In the past 15 years I have been to Poland many times and sometimes I feel like I know this country better than mine. I have especially been following traces of Jewish life in Poland and made some exciting discoveries I would like to share with you. It does not have to be only Warsaw, Cracow, Wrocław and Lódź but also cities like Białystok, Zamość, Łancut and Lwow. Today Lviv in the Ukraine make us feel again what Jewish life in Poland meant.
Depending on how much time you have, we can visit the following places:
The Classical Tour: Warsaw and Cracow or Łódź (three days) – What we find today of Warsaw‘s Jewry is very limited, but at least the most important synagogue of the Polish Jews is still there. The Prozna street offers you an idea of pre-war Jewish Warsaw. A must-see is the Historical Jewish Institute, where you can see how life in the Warsaw Ghetto was after having seen traces of the Ghetto and the Ghetto uprising. The two Finnish architects Rainer Mahlamaeki and Ilmari Lahdelma a built the Museum of Polish Jewry, whose permanent exhibiton is planned to open in 2014.
It is a three-hour train ride to Cracow. The Jewish neighborhood Kazimierz has become famous for Spielberg’s movie “Schindler’s List”. On a walking tour we will experience how Jewish life was here in the past, walking past the synagogues that are today partly still in use or museums. They are all worth visiting. The Jewish community of Cracow numbers about 150 members today. The “Galicja Museum“, which was founded by Chris Schwarz from Great Britain, has a very interesting permanent exhibition of Jewish traces in contemporary Poland. From here it is not far to the Cracow Ghetto and Schindler’s factory, which has been turned into a museum about Jewish life under the occupation.
Auschwitz is another day-long excursion: Auschwitz 1 can only be visited in larger groups with a guide from the museum. This is not the case in the death camp Auschwitz 2 Birkenau; Auschwitz Monowitz no longer exists. I learned a lot about the camps from my friend and Holocaust survivor Noah Klieger, and I would like to pass that on to you.
The Warsaw visit can also be followed by a trip to Łódź. Immediately we think of the ghetto that existed longer than the others, between 1939 and 1944. The Jews represented a third of the entire population of the city and one third of the owners of (mainly textile) factories were Jews. The Jewish cemetery is the biggest in Europe with 180,000 tombs. I am always fascinated by the Memorial of the Radegast train station, from where the deportations to the concentration camps in Auschwitz and Chełmno were organized.
Wroclaw and Cracow (three days): Wroclaw/Breslau is a city characterized by the German Jewry and from which famous rabbis like Hermann Cohen or Leo Baeck emerged. The synagogue “White Stork” was restored by Norwegian artist Bente Kahan, who financed the works. The Jewish cemeteries bear witness to a very active Jewish German society that once lived in the city. The families of Abraham Geiger and Ferdinand Lassalle are buried here.
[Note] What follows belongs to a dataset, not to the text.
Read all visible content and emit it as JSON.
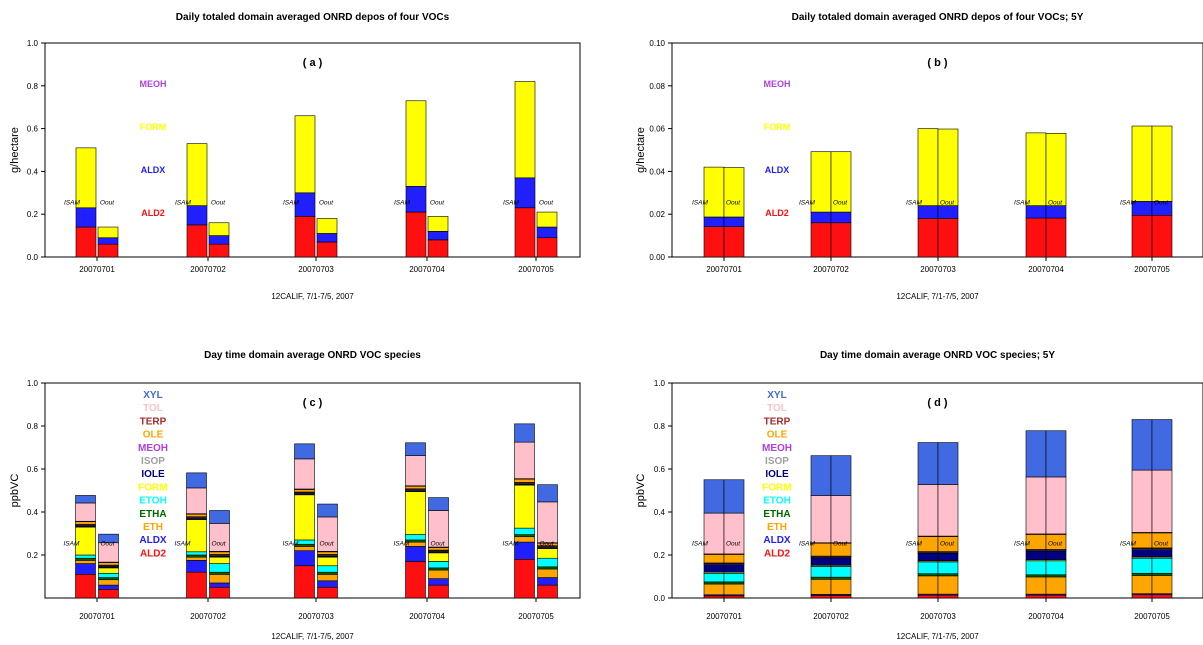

The Jewish neighborhood Kazimierz has become famous for Spielberg’s movie “Schindler’s list.” On a walking tour, we will experience how Jewish life was here in the past as we walk by the synagogues that are today partly still active or have been converted into museums. They are all worthwhile to visit. The Jewish community of Cracow numbers about 150 members today. The “Galicja Museum,“ which was founded by Chris Schwarz from Great Britain, has a very interesting permanent exhibition of Jewish traces in contemporary Poland. From here it is not far to the Cracow Ghetto and Schindler’s factory which was turned into a museum about Jewish life under the occupation.
The East of Poland: Lublin – Majdanek – Zamość – Kazimierz Dolny (minimum 4 days): Lublin is considered the Jewish Oxford, although we can only find a few traces that bear witness to the scholarship that existed there. Very close to the city one of the German death camp is located: the concentration camp Majdanek. Zamość looks like a small city from a fairy tale that was designed by Jan Samojski in the 16th century as an Italian renaissance town. Its recently renovated synagogue dates back to the beginning of the 17th century. Kazimierz Dolny is very small but attractive for Jewish travelers: the former synagogue has a small Jewish museum with judaica. The trip can conclude in Warsaw.
From Cracow to Lwow (5 days minimum): Both cities are full of Jewish history, but what about the places in between? One of the most beautiful synagogues I have ever seen is in Łancut, but there are also synagogues in Przemyśl and Jarosław, though unfortunately in a relatively desolate state. Please note that Lwow is in the Ukraine, which is not a member of the European Union.